En parallèle des événements internationaux organisés sur ses lacs, la voile suisse a des ambassadeurs dans le monde entier et de véritables entrepreneurs sur la planète voile.

Texte : BERNARD SCHOPFER

Pierre Fehlmann a ouvert la voie dans les années 80 ; Ernesto Bertarelli a pris le relais au début du siècle. Grâce à eux, la Suisse est une nation vélique respectée, dotée d’une histoire que l’on peut désormais qualifier de prestigieuse, avec cinq participations et une victoire en temps réel à la Whitbread et deux victoires à l’America’s Cup. Peu de nations peuvent s’enorgueillir d’un tel palmarès.

Mais c’est aussi l’arbre qui cache la forêt. Depuis la naissance du magazine Skippers, il y a donc vingt ans, la Suisse a bénéficié d’un écho international remarquable, grâce principalement à ses marins, dont les exploits sont égrenés au fil de ces pages. Mais aussi, depuis une bonne décennie, par la gestion de projets internationaux au plus haut niveau. Nous en dressons ici un inventaire lacunaire. Quels sont ces Suisses qui ont brillé au plan international ? Quels projets ont marqué le monde de la voile au-delà de nos frontières ces dernières années, et aujourd’hui encore ?

Vous allez le voir : les Suisses sont partout, infiltrés dans les circuits internationaux les plus prestigieux, en charge de l’organisation de certaines des plus belles régates de la planète.

Julien di Biase, un profil tout en tact et en discrétion, mais d’une efficacité redoutable ; ne devient pas qui veut le bras droit de Russell Coutts et Larry Ellison !

Du CER à la direction opérationnelle de SailGP

Arrivé dans le sillage d’Alinghi, trop jeune pour avoir vécu les débuts de l’aventure, Julien di Biase personnifie cette image de marque. Ancien administrateur du Centre d’Entraînement à la Régate de Genève et animateur de la classe des Surprise, il devient dans un premier temps le Serie Master du circuit international de Russell Coutts, le RC44 Championship Tour. Il y fait ses preuves, acquiert la confiance du maître et débute une formidable carrière qui le verra occuper des postes toujours plus importants au sein du team Oracle, responsable de la logistique lors de l’America’s Cup de San Francisco en 2013, Event Director de l’America’s Cup 2017 aux Bermudes puis aujourd’hui Chief Operating Officer du circuit international SailGP, le circuit professionnel le mieux structuré et financé du moment.
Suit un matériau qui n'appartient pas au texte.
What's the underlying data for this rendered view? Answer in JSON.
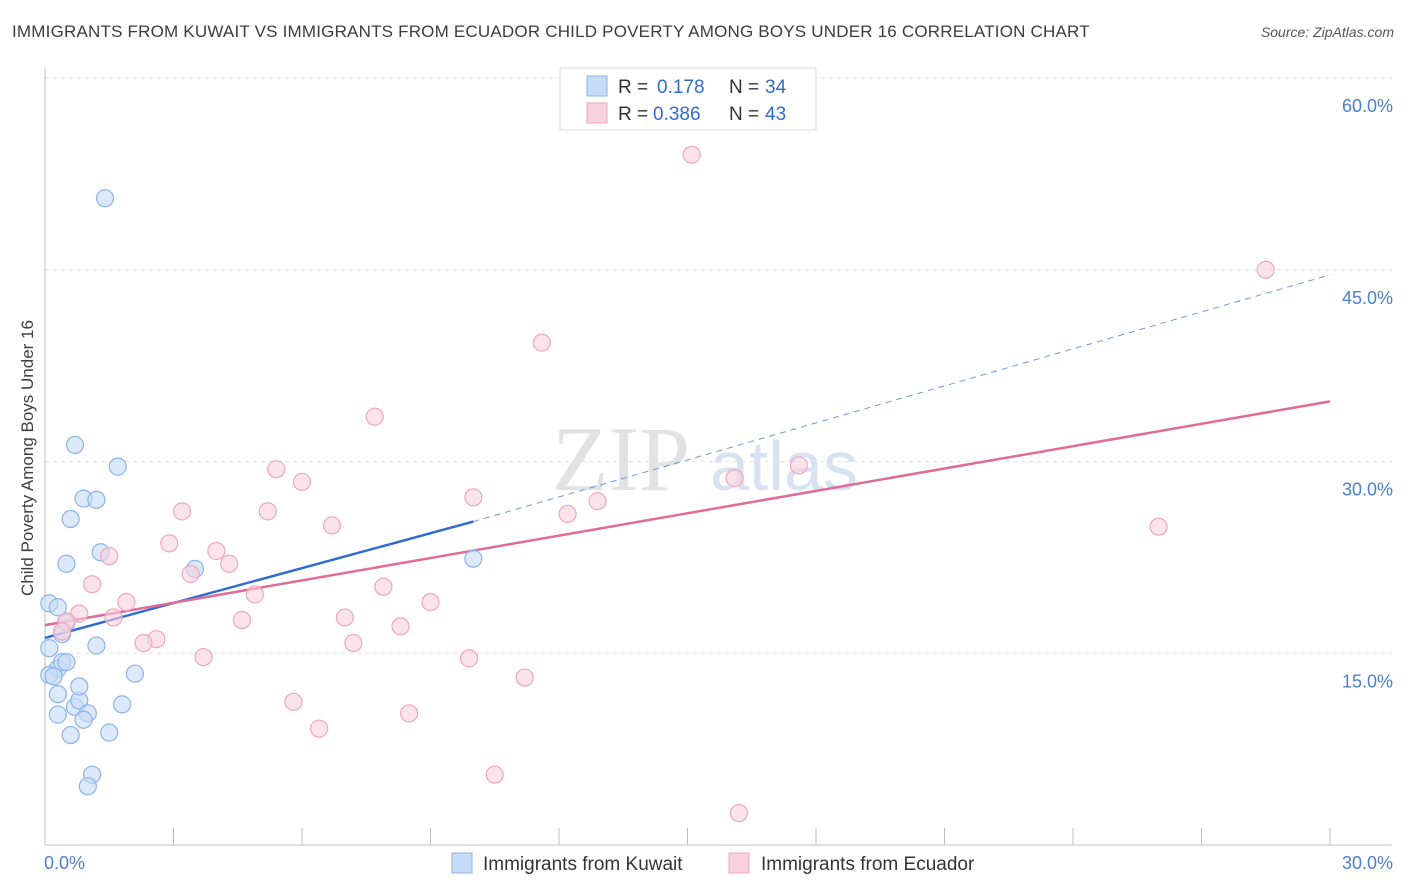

Un parcours remarquable, un profil tout en tact et en discrétion, mais d’une efficacité redoutable ; ne devient pas qui veut le bras droit de Russell Coutts et Larry Ellison.

Pendant que Dominique Wavre, Bernard Stamm et les frères Ravussin mouillent leurs cirés autour du globe, plusieurs régatiers suisses entament avec succès leur reconversion dans le management du sport au plus haut niveau.

Marqué par son parcours dans la Mini-Transat et fraîchement revenu d’un tour du monde en famille, Hervé Favre rejoint OC Sports et est catapulté responsable du circuit international Extreme Sailing Series. De fil en aiguille, grâce à la qualité de son travail, Favre monte les échelons au sein du groupe pour en devenir le CEO au mois de mai 2018. Responsable notamment de la Route du Rhum, de la Transat AG2R et de The Transat, rien que ça. A l’avenir, OC Sport ambitionne d’être présent en Figaro, IMOCA, Ultime ou Multi50, « avec l’ambition de gagner des courses ». Du pain sur la planche pour Hervé Favre !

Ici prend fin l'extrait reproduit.